The crane industry is rife with jargon and much of it can be confusing – a city crane to one person is a type of mobile crane, but to someone else it is a type of tower crane. This may not seem important, but this is an industry governed by standards and writing standards requires precise, unambiguous language.
The difficulty for the standards bodies, however, is that the industry does not stand still. Take for example the British Standard BS 7121 Part 4 Safe Use of Loader Cranes. It was only in 1997 that it was written and already it has needed clarifying. The committee that produced the standard intended it to apply only to those machines whose prime purpose is to transport goods but happen to be fitted with a crane to load and unload it.
To quote Peter Oram, chairman of the committee: ‘This means that the capacity of the crane should be commensurate with the load carrying capacity of the vehicle to which they are fitted and the reach of the crane should only enable the load to be placed in the close proximity of the vehicle’.

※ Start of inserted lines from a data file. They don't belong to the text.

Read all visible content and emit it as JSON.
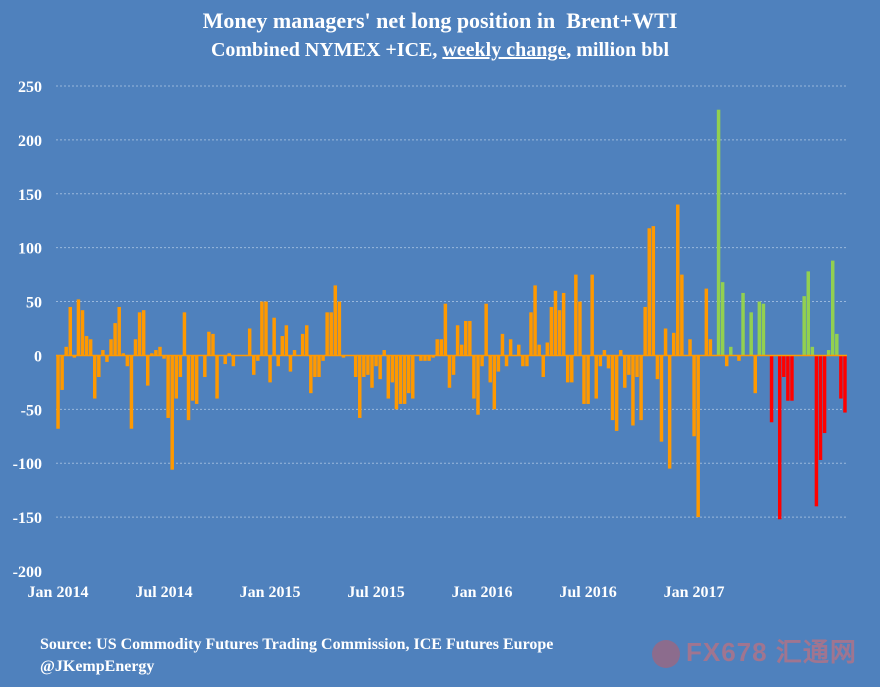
{
  "title": "Money managers' net long position in  Brent+WTI",
  "subtitle": {
    "prefix": "Combined NYMEX +ICE, ",
    "underlined": "weekly change",
    "suffix": ", million bbl"
  },
  "source_line1": "Source: US Commodity Futures Trading Commission, ICE Futures Europe",
  "source_line2": "@JKempEnergy",
  "watermark": "FX678 汇通网",
  "colors": {
    "background": "#4f81bd",
    "default_bar": "#ff9900",
    "positive_highlight": "#92d050",
    "negative_highlight": "#ff0000",
    "grid": "#9ab8dc"
  },
  "chart_data": {
    "type": "bar",
    "ylim": [
      -200,
      250
    ],
    "yticks": [
      250,
      200,
      150,
      100,
      50,
      0,
      -50,
      -100,
      -150,
      -200
    ],
    "xtick_labels": [
      {
        "label": "Jan 2014",
        "week_index": 0
      },
      {
        "label": "Jul 2014",
        "week_index": 26
      },
      {
        "label": "Jan 2015",
        "week_index": 52
      },
      {
        "label": "Jul 2015",
        "week_index": 78
      },
      {
        "label": "Jan 2016",
        "week_index": 104
      },
      {
        "label": "Jul 2016",
        "week_index": 130
      },
      {
        "label": "Jan 2017",
        "week_index": 156
      }
    ],
    "series": [
      {
        "values": [
          -68,
          -32,
          8,
          45,
          -2,
          52,
          42,
          18,
          15,
          -40,
          -20,
          5,
          -6,
          15,
          30,
          45,
          2,
          -10,
          -68,
          15,
          40,
          42,
          -28,
          2,
          5,
          8,
          -3,
          -58,
          -106,
          -40,
          -20,
          40,
          -60,
          -42,
          -45,
          0,
          -20,
          22,
          20,
          -40,
          0,
          -8,
          2,
          -10,
          0,
          0,
          0,
          25,
          -18,
          -5,
          50,
          50,
          -25,
          35,
          -10,
          18,
          28,
          -15,
          5,
          0,
          20,
          28,
          -35,
          -20,
          -20,
          -5,
          40,
          40,
          65,
          50,
          -2,
          0,
          0,
          -20,
          -58,
          -20,
          -18,
          -30,
          -10,
          -22,
          5,
          -40,
          -25,
          -50,
          -45,
          -45,
          -35,
          -40,
          0,
          -5,
          -5,
          -5,
          -2,
          15,
          15,
          48,
          -30,
          -18,
          28,
          10,
          32,
          32,
          -40,
          -55,
          -10,
          48,
          -25,
          -50,
          -15,
          20,
          -10,
          15,
          0,
          10,
          -10,
          -10,
          40,
          65,
          10,
          -20,
          12,
          45,
          60,
          42,
          58,
          -25,
          -25,
          75,
          50,
          -45,
          -45,
          75,
          -40,
          -10,
          5,
          -12,
          -60,
          -70,
          5,
          -30,
          -18,
          -65,
          -20,
          -60,
          45,
          118,
          120,
          -22,
          -80,
          25,
          -105,
          21,
          140,
          75,
          0,
          15,
          -75,
          -150,
          0,
          62,
          15,
          0,
          228,
          68,
          -10,
          8,
          0,
          -5,
          58,
          0,
          40,
          -35,
          50,
          48,
          0,
          -62,
          0,
          -152,
          -20,
          -42,
          -42,
          0,
          0,
          55,
          78,
          8,
          -140,
          -97,
          -72,
          5,
          88,
          20,
          -40,
          -53
        ]
      }
    ],
    "color_segments": [
      {
        "from_week": 0,
        "to_week": 160,
        "color": "default"
      },
      {
        "from_week": 161,
        "to_week": 171,
        "color": "mixed: positive green, negative orange"
      },
      {
        "from_week": 172,
        "to_week": 197,
        "color": "mixed: positive green, negative red"
      }
    ]
  }
}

However, since 1997 the reach and capacity of loader cranes has got bigger and bigger, lifting 25t or more at 3m, or 1t at 25m. They are often used not just for unloading the truck, but also in place of a small mobile crane or perhaps a telehandler.
Oram says that cranes that take up the majority of the vehicle’s load carrying capacity and whose reach far exceeds that required to just unload the vehicle, are outside of the scope of Part 4 of BS 7121.
According to British Standards, therefore, they are mobile cranes and subject to Part 3 of BS 7121. This means that their lifting operations must have a written plan, be supervised and have slingers and signallers.Just because it looks like a loader crane, therefore, doesn’t mean that it is a loader crane. It is a perfectly valid point, but some firmer guidance might be useful clarifying at precisely what stage a truck loader crane becomes a truck-mounted crane. It sounds an impossible task to me.
Call that a crane market?
A Chinese friend of mine has the job of trying to find international markets for a tower cranes manufacturer – one of dozens in China, but one of the few with international ambitions. He recently undertook an extensive fact-finding tour of the USA, coast to coast, and north to south. It speaks volumes for the frenetic construction activity in urban China today that he was surprised not see more construction activity in the USA. ‘I suppose it’s already built,’ was his quite reasonable conclusion.